いまや女性の社会参加はポリティカルコレクトネスの観点からいえば、絶対的な正義である。

元来ひねくれ者であるオレなどは、「社会」なんぞに出ていくと狡猾な資本家にいいように搾取されてボロぞうきんのように酷使されるのがオチであるのにおかわいそうに、みたいな気持ちがないではないが、大多数の女性のみなさんは「いやそんなことはない、社会参加は自己実現の道なので何があろうと我が道をゆくッ」と仰っているようなので、ま、それはそれでいいのだろう。

閑話休題。本日の天声人語は、この「女性の社会参加」をドンドンすすめよう、という話を書いている。先に「ポリティカルコレクトネスの観点」と書いたが、こういう一般大衆に読んで貰う大新聞というのはポリティカルコレクトネスに絶対さからえない。だから、本日の天声人語もいろいろ小細工を弄してはいるんだが、結局落としどころがミエミエである。「新しいモノの見方」とか「斬新な発見」みたいなものがない。だからつまらないのだ。

もうひとつ。ツッコミを予想してか、天声人語を執筆しているオヤジ(たち?)は、よく予防線を張る。今回も最後にこんなことを書いている。

かく言う当欄へも時々、男目線へのお叱りが届く。「子育てに奮戦するお母さんたち」と書いたら、育児は女性と決めるなかれと一喝された。「まず隗より始めよ」で女性筆者を。そんな便りを頂戴したこともある。糧としつつの日々の執筆である。
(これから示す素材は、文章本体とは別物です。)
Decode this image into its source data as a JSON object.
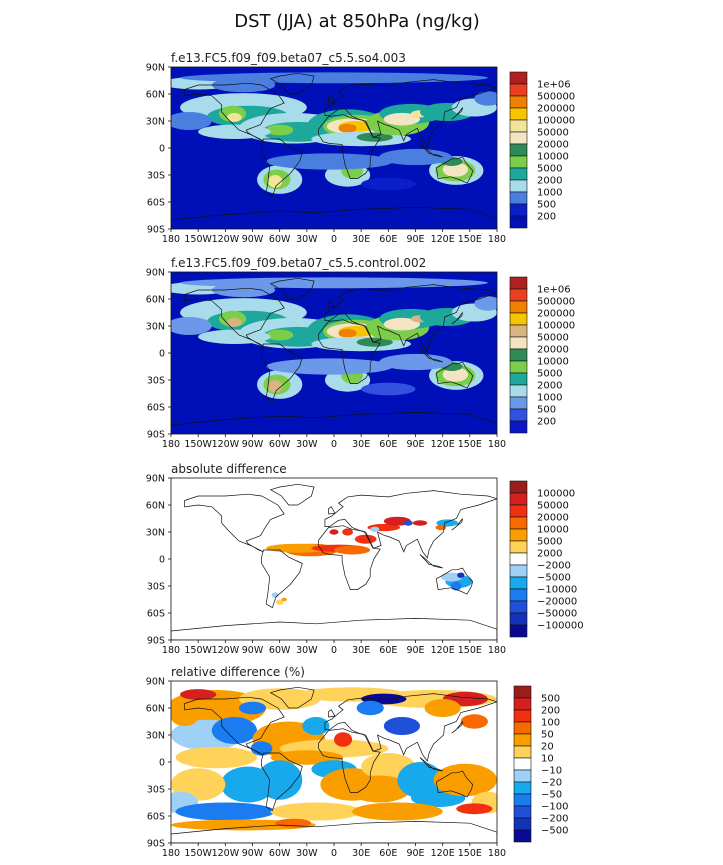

自分でも書いているように、このオヤジは根本的に「女性が考えていること」がわかっていないのだ。わかってないから、ついポロリと本心を垣間見せて、女性の皆さんに怒られるのだ。批判を糧としつつ、なんて書いてるが、この人ももういいトシであろうから、「雀百まで」というヤツで、いまさらその人間観の根幹まで変えられるわけはなく、ならば「後任には女性を起用していただきたいッ!」といって自ら後進に道を譲れば良いのである。そういうことをしないで、何かこういう一見反省してるかの如きポーズをみせて事の本質をウヤムヤにする。こういう小ずるいところが嫌われるのである――オレに(笑)。